Furthermore, the complexity of modern financial systems creates accessibility barriers invisible to casual observation. Understanding investment, taxation, credit, and financial planning requires education that remains unavailable to billions. Money is everywhere, yet its effective use requires knowledge that functions as a form of gatekeeping. The poor remain poor partly because they lack access to the knowledge that would enable effective money utilisation.
Spider-Man
Spider-Man's accessibility operates through mass media with remarkable democratic efficiency. A child in Lagos can experience Spider-Man content as readily as a child in Los Angeles, assuming access to basic media technology. The character has been translated into virtually every major language, adapted for every major market, and distributed through channels ranging from theatrical release to streaming to bootleg DVD.
This accessibility proves genuinely egalitarian in ways money cannot match.
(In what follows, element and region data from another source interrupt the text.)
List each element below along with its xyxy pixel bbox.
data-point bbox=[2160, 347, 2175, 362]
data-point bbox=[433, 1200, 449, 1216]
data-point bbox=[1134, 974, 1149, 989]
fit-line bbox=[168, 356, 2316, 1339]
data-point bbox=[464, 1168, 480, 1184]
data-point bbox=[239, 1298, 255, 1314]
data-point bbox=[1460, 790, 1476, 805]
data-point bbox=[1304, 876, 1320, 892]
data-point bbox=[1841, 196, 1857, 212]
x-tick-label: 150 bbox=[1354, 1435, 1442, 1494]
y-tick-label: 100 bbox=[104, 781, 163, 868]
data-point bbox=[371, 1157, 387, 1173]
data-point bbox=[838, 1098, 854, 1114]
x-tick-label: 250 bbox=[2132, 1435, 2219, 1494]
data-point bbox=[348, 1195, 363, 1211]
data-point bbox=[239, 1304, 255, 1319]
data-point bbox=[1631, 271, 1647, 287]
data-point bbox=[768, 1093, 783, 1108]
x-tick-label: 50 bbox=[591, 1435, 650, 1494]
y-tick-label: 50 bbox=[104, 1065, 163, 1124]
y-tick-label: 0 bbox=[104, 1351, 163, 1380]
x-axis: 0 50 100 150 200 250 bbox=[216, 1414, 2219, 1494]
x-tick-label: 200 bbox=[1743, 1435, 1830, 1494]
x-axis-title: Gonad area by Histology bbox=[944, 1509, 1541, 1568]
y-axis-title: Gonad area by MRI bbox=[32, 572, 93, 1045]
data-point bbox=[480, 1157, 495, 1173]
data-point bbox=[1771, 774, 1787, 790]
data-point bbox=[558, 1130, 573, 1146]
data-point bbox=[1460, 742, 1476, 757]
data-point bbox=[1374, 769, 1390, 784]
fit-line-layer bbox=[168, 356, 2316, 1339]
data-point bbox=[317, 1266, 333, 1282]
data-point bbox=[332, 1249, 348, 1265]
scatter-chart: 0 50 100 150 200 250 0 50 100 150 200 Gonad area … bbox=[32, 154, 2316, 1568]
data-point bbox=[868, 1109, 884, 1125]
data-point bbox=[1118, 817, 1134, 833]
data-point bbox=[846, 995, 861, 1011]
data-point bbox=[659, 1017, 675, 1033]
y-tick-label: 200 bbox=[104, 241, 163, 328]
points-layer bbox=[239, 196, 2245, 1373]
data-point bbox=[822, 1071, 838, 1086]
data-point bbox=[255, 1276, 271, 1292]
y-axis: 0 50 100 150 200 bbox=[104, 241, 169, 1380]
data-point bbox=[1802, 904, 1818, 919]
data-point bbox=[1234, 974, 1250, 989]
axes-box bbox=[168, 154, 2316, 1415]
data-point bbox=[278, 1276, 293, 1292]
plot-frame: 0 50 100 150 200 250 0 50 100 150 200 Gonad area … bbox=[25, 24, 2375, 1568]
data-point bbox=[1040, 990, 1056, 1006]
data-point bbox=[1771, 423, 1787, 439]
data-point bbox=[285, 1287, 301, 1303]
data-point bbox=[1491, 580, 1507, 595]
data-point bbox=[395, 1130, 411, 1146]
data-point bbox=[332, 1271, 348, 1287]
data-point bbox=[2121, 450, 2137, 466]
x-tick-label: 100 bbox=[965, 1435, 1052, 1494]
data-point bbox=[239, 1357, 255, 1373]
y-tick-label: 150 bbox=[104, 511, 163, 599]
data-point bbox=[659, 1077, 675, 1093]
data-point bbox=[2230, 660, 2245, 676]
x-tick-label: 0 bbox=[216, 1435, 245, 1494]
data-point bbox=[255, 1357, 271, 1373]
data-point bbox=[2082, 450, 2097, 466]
The emotional experience of watching Spider-Man rescue endangered civilians costs the same whether the viewer is a billionaire or a subsistence farmer: effectively nothing, or whatever marginal cost media access represents. Spider-Man provides what economists term non-rival goods, enjoyment that is not diminished by others' simultaneous consumption.
Furthermore, Spider-Man's core value proposition, the moral framework of power and responsibility, requires no financial literacy to comprehend. A six-year-old grasps it immediately; a philosophy professor cannot improve upon it significantly. This cognitive accessibility ensures that Spider-Man's most important offering reaches everyone equally, regardless of education, wealth, or social position. In this narrow but crucial sense, Spider-Man achieves universality that money fundamentally cannot.